Dert etmedi. Sonuçta gün daha yeni başlıyordu.
Geri içeri girdi.
Sahi, kimdi bu Eren Jaeger?
Kendisi Lejyon Holding'in üst düzey çalışanlarından. Erwin Smith'in asistanı. Üvey kız kardeşi Mikasa Ackerman ve çocukluk arkadaşı Armin Arlert ile birlikte yaşayan birisi.
Bu günlük hayatta bildiğimiz Eren. Peki daha derinde ne var?
Yemyeşil gözlerindeki bakışların ardında kana susamış, intikam isteyen bir kurt var.
Neden mi? Annesi o daha çok küçük yaştayken öldürüldü.
Öldürüldü.
Kendine Titan olarak hitap eden biri tarafından.
Eren'in her şeyini alan kişi.
Evet, Eren intikam istiyordu.
Titan'dan ve çetesinden ne olursa olsun intikam alacaktı.

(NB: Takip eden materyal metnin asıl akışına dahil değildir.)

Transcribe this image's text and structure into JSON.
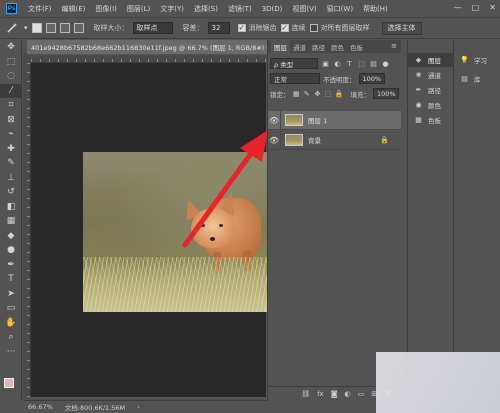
{
  "app": {
    "logo": "Ps"
  },
  "menu": [
    "文件(F)",
    "编辑(E)",
    "图像(I)",
    "图层(L)",
    "文字(Y)",
    "选择(S)",
    "滤镜(T)",
    "3D(D)",
    "视图(V)",
    "窗口(W)",
    "帮助(H)"
  ],
  "window_controls": {
    "minimize": "—",
    "maximize": "□",
    "close": "✕"
  },
  "options": {
    "sample_size_label": "取样大小：",
    "sample_size_value": "取样点",
    "tolerance_label": "容差：",
    "tolerance_value": "32",
    "antialias_label": "消除锯齿",
    "contiguous_label": "连续",
    "sample_all_label": "对所有图层取样",
    "select_subject_label": "选择主体"
  },
  "document": {
    "tab_title": "401e9428b67582b68e662b116830e11f.jpeg @ 66.7% (图层 1, RGB/8#) *",
    "close": "×"
  },
  "layers_panel": {
    "tabs": [
      "图层",
      "通道",
      "路径",
      "颜色",
      "色板"
    ],
    "menu_icon": "≡",
    "filter_kind": "ρ 类型",
    "blend_mode": "正常",
    "opacity_label": "不透明度：",
    "opacity_value": "100%",
    "lock_label": "锁定：",
    "fill_label": "填充：",
    "fill_value": "100%",
    "layers": [
      {
        "name": "图层 1",
        "selected": true
      },
      {
        "name": "背景",
        "selected": false,
        "locked": true
      }
    ],
    "footer_icons": [
      "link-icon",
      "fx-icon",
      "mask-icon",
      "adjustment-icon",
      "group-icon",
      "new-layer-icon",
      "trash-icon"
    ]
  },
  "side_panels": {
    "items": [
      "图层",
      "通道",
      "路径",
      "颜色",
      "色板"
    ],
    "items2": [
      "学习",
      "库"
    ]
  },
  "status": {
    "zoom": "66.67%",
    "doc": "文档:800.6K/1.56M",
    "arrow": "›"
  },
  "colors": {
    "foreground": "#e8b7b7",
    "background": "#ffffff",
    "arrow": "#e8232a"
  }
}
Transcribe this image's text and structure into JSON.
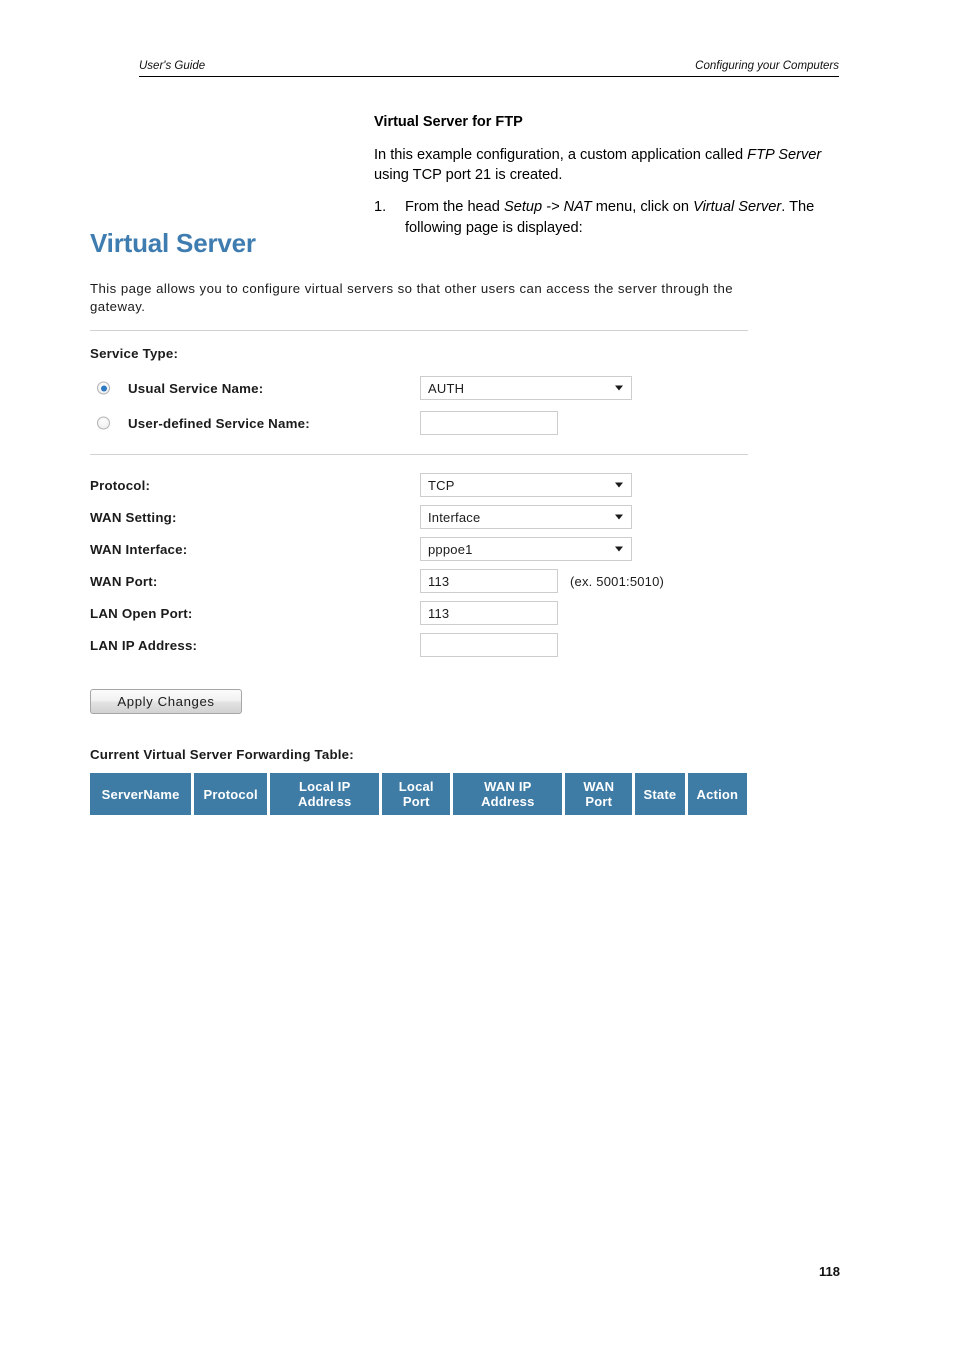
{
  "page_header": {
    "left": "User's Guide",
    "right": "Configuring your Computers"
  },
  "doc": {
    "heading": "Virtual Server for FTP",
    "paragraph": {
      "part1": "In this example configuration, a custom application called ",
      "italic1": "FTP Server",
      "part2": " using TCP port 21 is created."
    },
    "steps": [
      {
        "number": "1.",
        "part1": "From the head ",
        "italic1": "Setup -> NAT",
        "part2": " menu, click on ",
        "italic2": "Virtual Server",
        "part3": ". The following page is displayed:"
      }
    ]
  },
  "router_ui": {
    "title": "Virtual Server",
    "description": "This page allows you to configure virtual servers so that other users can access the server through the gateway.",
    "service_type_label": "Service Type:",
    "usual_service": {
      "label": "Usual Service Name:",
      "radio_selected": true,
      "value": "AUTH"
    },
    "user_defined_service": {
      "label": "User-defined Service Name:",
      "radio_selected": false,
      "value": "",
      "placeholder": ""
    },
    "fields": [
      {
        "label": "Protocol:",
        "type": "select",
        "value": "TCP"
      },
      {
        "label": "WAN Setting:",
        "type": "select",
        "value": "Interface"
      },
      {
        "label": "WAN Interface:",
        "type": "select",
        "value": "pppoe1"
      },
      {
        "label": "WAN Port:",
        "type": "input",
        "value": "113",
        "hint": "(ex. 5001:5010)"
      },
      {
        "label": "LAN Open Port:",
        "type": "input",
        "value": "113",
        "hint": ""
      },
      {
        "label": "LAN IP Address:",
        "type": "input",
        "value": "",
        "hint": ""
      }
    ],
    "apply_button": "Apply Changes",
    "table_caption": "Current Virtual Server Forwarding Table:",
    "table_headers": [
      "ServerName",
      "Protocol",
      "Local IP Address",
      "Local Port",
      "WAN IP Address",
      "WAN Port",
      "State",
      "Action"
    ],
    "table_rows": [],
    "colors": {
      "title_blue": "#3f7cb0",
      "table_header_blue": "#3e7ca6",
      "radio_accent": "#2c79c4"
    }
  },
  "page_number": "118"
}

Eren merdivenlerden çıkıp geri uyumak için odasına giderken burnuna yemek kokusu geldi. Koridorun sonundaki mutfağa çaktırmadan bir bakış atınca Mikasa'yı ocağın başında gördü.
"Uyanmışsın?" dedi Mikasa gülümseyerek.
"Mektuplara baktım da."
"Tahmin ettim. Armin'i uyandırır mısın? Kahvaltıyı hazırladım da." dedi saçını kulağının arkasına atarak.
Ben de Armin'in odasına girdim.
"Hey, Armin. Uyan!"
Armin biraz yatakta kıpırdandı.
"Armin, kalk. Kahvaltı hazır."
"Tamam." dedi gözlerini ovuşturup yatakta oturur pozisyona geçerek.
"Eren, şey... Müsaade edersen... Giyinmem gerek."
"Ha tamam." dedim bir süre yerimde sayıp odadan çıkarak.

Kahvaltıdan sonra Eren yorgun hissettiğinden dolayı odasına çekildi. Şanslıydı, o gün günlerden cumartesiydi. İşe gitmesi gerekmiyordu.
O bu fırsatı araştırma yapmaya çalışarak değerlendirdi.
Her zaman yaptığı gibi her hafta gelen mektupları sıraya dizdi. (Bunlar az önce bahsettiğimiz, Titan'dan gelen mektuplardı). Daha sonra her birini tekrar okudu. Aslında amacı bir ip ucu bulmaktı ama okudukça sinirleniyordu. Öfke ise onun doğru düzgün düşünmesini engelliyordu.
Böylece araştırma seansı Eren'in sinirlenip mektupları koyduğu kutuyu odanın öbür ucuna fırlatmasıyla sonlandı.
Daha sonraysa yatağına yattı. Dün gece o kadar çok kabus görmüştü ki uyuyamamıştı. Belki şimdi... Güneş varken kabus görmezdi?
Kısa bir süre sonra göz kapakları ağırlaştı ve uykuya yenildi.
Saatler sonra uyanmasını sağlayan şey Armin'in panik ve heyecan karışımı bir duyguyla yatağında onu sarsmasıydı.
"Eren! Eren! Kalksana!"
Eren zorlukla gözlerini açtı.
"Ne var Armin?" dedi gözlerini ovuştururken.
"Mektup. Geldi."
Işık hızıyla yataktan kalktı.
"Ne!? Nerde?"
Armin zarfı ona uzattı. Eren zarfı sanki içindebcbir bomba çıkacakmış gibi temkinli bir şekilde açtı. İçindeki kağıdı çıkardı ve yazılı olan adrese baktı. Ve saate.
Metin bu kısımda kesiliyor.